# Crop raster data with rioxarray and geopandas

It is quite common that the raster data you have in hand is too large to process, or not all the pixels are relevant to your area of interest (AoI). In both situations, you should consider cropping your raster data before performing data analysis.

In this episode, we will introduce how to crop raster data into the desired area. We will use one Sentinel-2 image over Rhodes Island as the example raster data, and introduce how to crop your data to different types of AoIs.


The sentinel-2 data was obtained from [the Sentinel-2 data collection that is hosted on Amazon Web Services (AWS)](https://registry.opendata.aws/sentinel-2-l2a-cogs). You can download every tile individually, but you can also use the API. This will be explained in a next episode. 

This dataset consists of multi-band optical images acquired by the two satellite constellations of
[the Sentinel-2 mission](https://sentinel.esa.int/web/sentinel/missions/sentinel-2) and it is continuously updated with new images.
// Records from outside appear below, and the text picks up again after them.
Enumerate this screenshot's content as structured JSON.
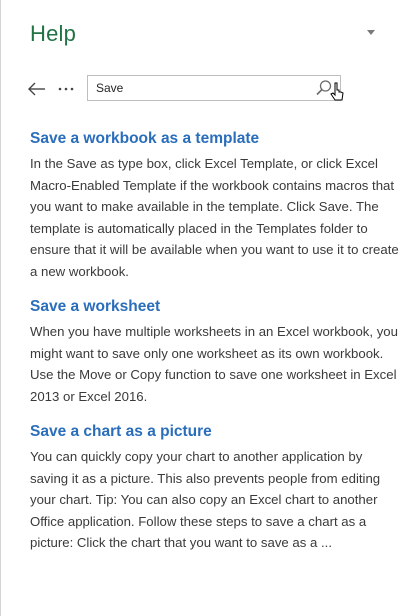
{
  "pane": {
    "title": "Help",
    "colors": {
      "title": "#217346",
      "link": "#2a6ebb",
      "text": "#3a3a3a",
      "border": "#bfbfbf"
    },
    "icons": {
      "menu": "triangle-down-icon",
      "back": "arrow-left-icon",
      "more": "ellipsis-icon",
      "search": "magnifier-icon",
      "cursor": "mouse-pointer-icon"
    }
  },
  "search": {
    "value": "Save"
  },
  "results": [
    {
      "title": "Save a workbook as a template",
      "snippet": "In the Save as type box, click Excel Template, or click Excel Macro-Enabled Template if the workbook contains macros that you want to make available in the template. Click Save. The template is automatically placed in the Templates folder to ensure that it will be available when you want to use it to create a new workbook."
    },
    {
      "title": "Save a worksheet",
      "snippet": "When you have multiple worksheets in an Excel workbook, you might want to save only one worksheet as its own workbook. Use the Move or Copy function to save one worksheet in Excel 2013 or Excel 2016."
    },
    {
      "title": "Save a chart as a picture",
      "snippet": "You can quickly copy your chart to another application by saving it as a picture. This also prevents people from editing your chart. Tip: You can also copy an Excel chart to another Office application. Follow these steps to save a chart as a picture: Click the chart that you want to save as a ..."
    }
  ]
}
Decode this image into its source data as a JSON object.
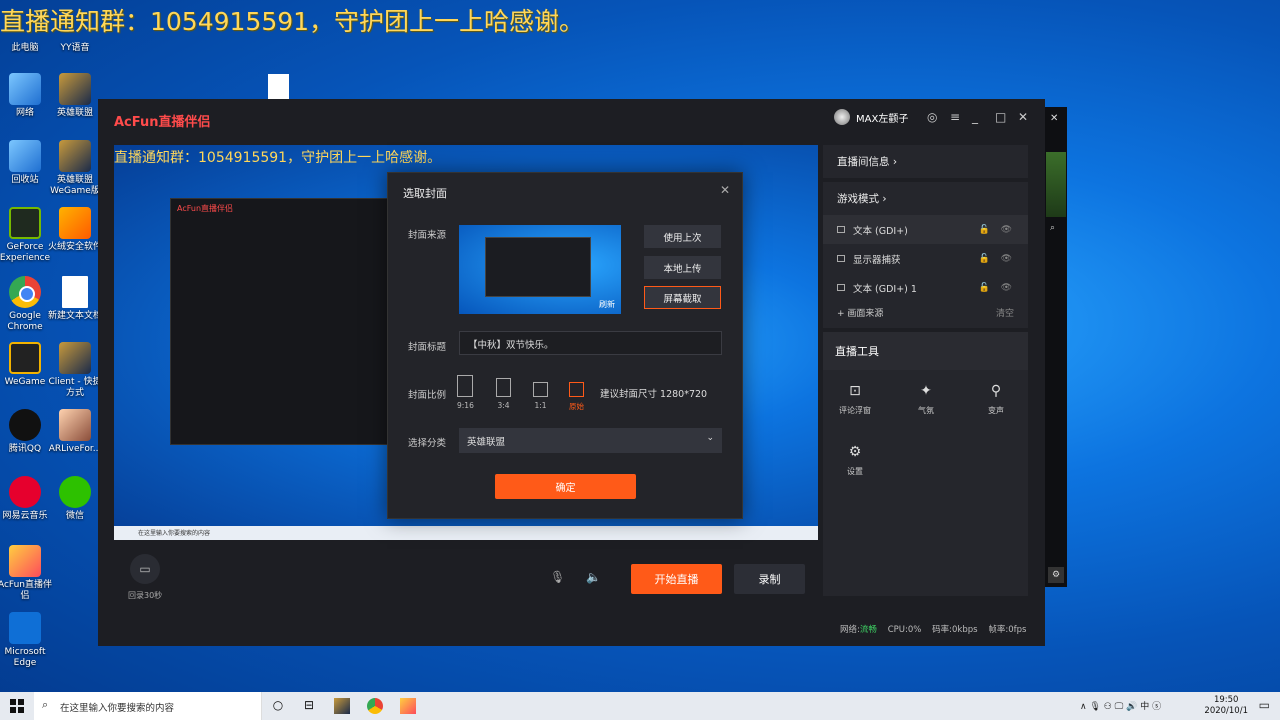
{
  "overlay_text": "直播通知群：1054915591，守护团上一上哈感谢。",
  "desktop_icons": [
    {
      "label": "此电脑",
      "icon": "computer-icon"
    },
    {
      "label": "YY语音",
      "icon": "yy-icon"
    },
    {
      "label": "网络",
      "icon": "network-icon"
    },
    {
      "label": "英雄联盟",
      "icon": "lol-icon"
    },
    {
      "label": "回收站",
      "icon": "recycle-bin-icon"
    },
    {
      "label": "英雄联盟WeGame版",
      "icon": "lol-wegame-icon"
    },
    {
      "label": "GeForce Experience",
      "icon": "geforce-icon"
    },
    {
      "label": "火绒安全软件",
      "icon": "huorong-icon"
    },
    {
      "label": "Google Chrome",
      "icon": "chrome-icon"
    },
    {
      "label": "新建文本文档",
      "icon": "text-file-icon"
    },
    {
      "label": "WeGame",
      "icon": "wegame-icon"
    },
    {
      "label": "Client - 快捷方式",
      "icon": "lol-client-icon"
    },
    {
      "label": "腾讯QQ",
      "icon": "qq-icon"
    },
    {
      "label": "ARLiveFor...",
      "icon": "arlive-icon"
    },
    {
      "label": "网易云音乐",
      "icon": "netease-music-icon"
    },
    {
      "label": "微信",
      "icon": "wechat-icon"
    },
    {
      "label": "AcFun直播伴侣",
      "icon": "acfun-icon"
    },
    {
      "label": "Microsoft Edge",
      "icon": "edge-icon"
    }
  ],
  "app": {
    "brand": "AcFun直播伴侣",
    "username": "MAX左颧子",
    "preview_overlay": "直播通知群：1054915591，守护团上一上哈感谢。",
    "preview_taskbar_search": "在这里输入你要搜索的内容",
    "record_label": "回录30秒",
    "start_label": "开始直播",
    "rec_label": "录制",
    "side": {
      "room_info": "直播间信息 ›",
      "game_mode": "游戏模式 ›",
      "sources": [
        "文本 (GDI+)",
        "显示器捕获",
        "文本 (GDI+) 1"
      ],
      "add_source": "+ 画面来源",
      "clear": "清空",
      "tools_title": "直播工具",
      "tools": [
        "评论浮窗",
        "气氛",
        "变声",
        "设置"
      ]
    },
    "status": {
      "net_label": "网络:",
      "net_val": "流畅",
      "cpu": "CPU:0%",
      "bitrate": "码率:0kbps",
      "fps": "帧率:0fps"
    }
  },
  "dialog": {
    "title": "选取封面",
    "cover_source_label": "封面来源",
    "refresh": "刷新",
    "btn_last": "使用上次",
    "btn_local": "本地上传",
    "btn_screen": "屏幕截取",
    "title_label": "封面标题",
    "title_value": "【中秋】双节快乐。",
    "ratio_label": "封面比例",
    "ratios": [
      "9:16",
      "3:4",
      "1:1",
      "原始"
    ],
    "hint": "建议封面尺寸 1280*720",
    "category_label": "选择分类",
    "category_value": "英雄联盟",
    "ok": "确定"
  },
  "taskbar": {
    "search_placeholder": "在这里输入你要搜索的内容",
    "time": "19:50",
    "date": "2020/10/1",
    "ime": "中"
  }
}
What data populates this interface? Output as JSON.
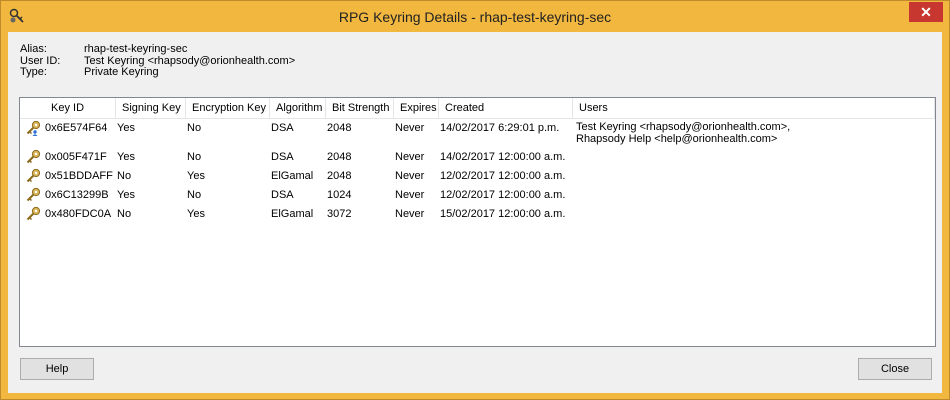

https://radiantearth.github.io/stac-browser/#/search/external/earth-search.aws.element84.com/v1

First, we will load the visual image of Sentinel-2 over Rhodes Island, which we downloaded and stored in `data_workshop/sentinel2/visual.tif`. 

We can open this asset with `rioxarray`, and specify the overview level, since this is a Cloud-Optimized GeoTIFF (COG) file. As explained in episode 6 raster images can be quite big, therefore we decided to resample the data using ´rioxarray's´ overview parameter and set it to `overview_level=1`.  

In [None]:
import rioxarray
path_visual = '../data/input_data/sentinel2/visual.tif'
visual = rioxarray.open_rasterio(path_visual, overview_level=0)
visual

In [None]:
visual.plot.imshow()

As we introduced in the raster data introduction episode, this will perform a "lazy" loading of the image meaning that the image will not be loaded into the memory until necessary.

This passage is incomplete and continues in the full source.